Thanks.

"Bob Phillips" <bob.phillips@notheretiscali.co.uk> wrote in message
news:%239ZVCoGlFHA.3568@tk2msftngp13.phx.gbl...
> myFormula = "=COUNTIF(E2:E" & LastRow - 1 & ",""" & currentCDBID & """)"
>
>
> --
>
> HTH
>
> RP
> (remove nothere from the email address if mailing direct)
>
>
> "Xavier Minet" <xminet@hotmail.com> wrote in message
> news:%23roepXGlFHA.1204@TK2MSFTNGP12.phx.gbl...
>> Hi,
>>
>> I am trying to identify duplicate values in an Excel 2003 column. If I
>> am
>> using the following code:
>>
>> myFormula = "=COUNTIF(E2:E" & LastRow - 1 & ",""=" & currentCDBID & """)"
>> countDUP = Evaluate(myFormula)
>> If countDUP > 1 Then ... rest of my code...
>>
>> countDUP always returns "0" as result of the evaluate call (and in my
>> spreadsheet there are obviously duplicate values)
>>
>> I thought I spotted the cause of the issue: countif requires a ";" as
>> separator between the range and the criteria. So I transformed my code
> into:
>>
>> myFormula = "=COUNTIF(E2:E" & LastRow - 1 & ";""=" & currentCDBID & """)"

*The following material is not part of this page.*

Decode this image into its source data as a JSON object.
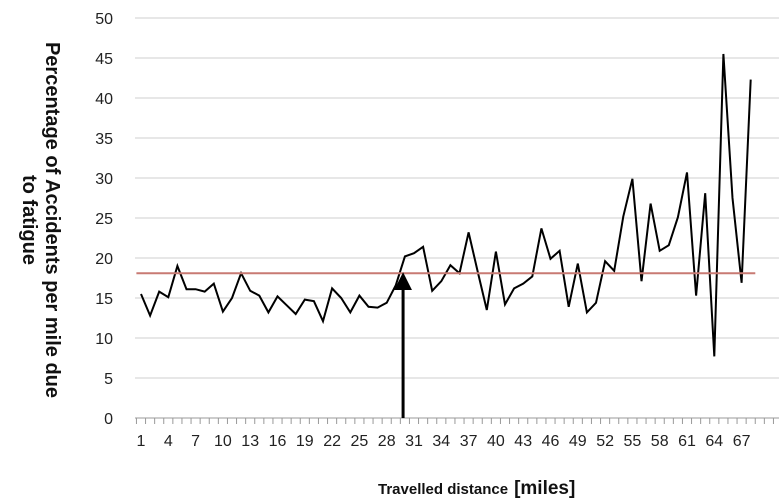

>> countDUP = Evaluate(myFormula)
>> If countDUP > 1 Then ... rest of my code...
>>
>> And now countDUP always contains "Error 2015" which refers to a type
>> mismatch.
>>
>> Does anyone know what is the cause of my problem ?
>>
>> Any help would be appreciated.
>>
>>
>> Xavier
>>
>>
>
>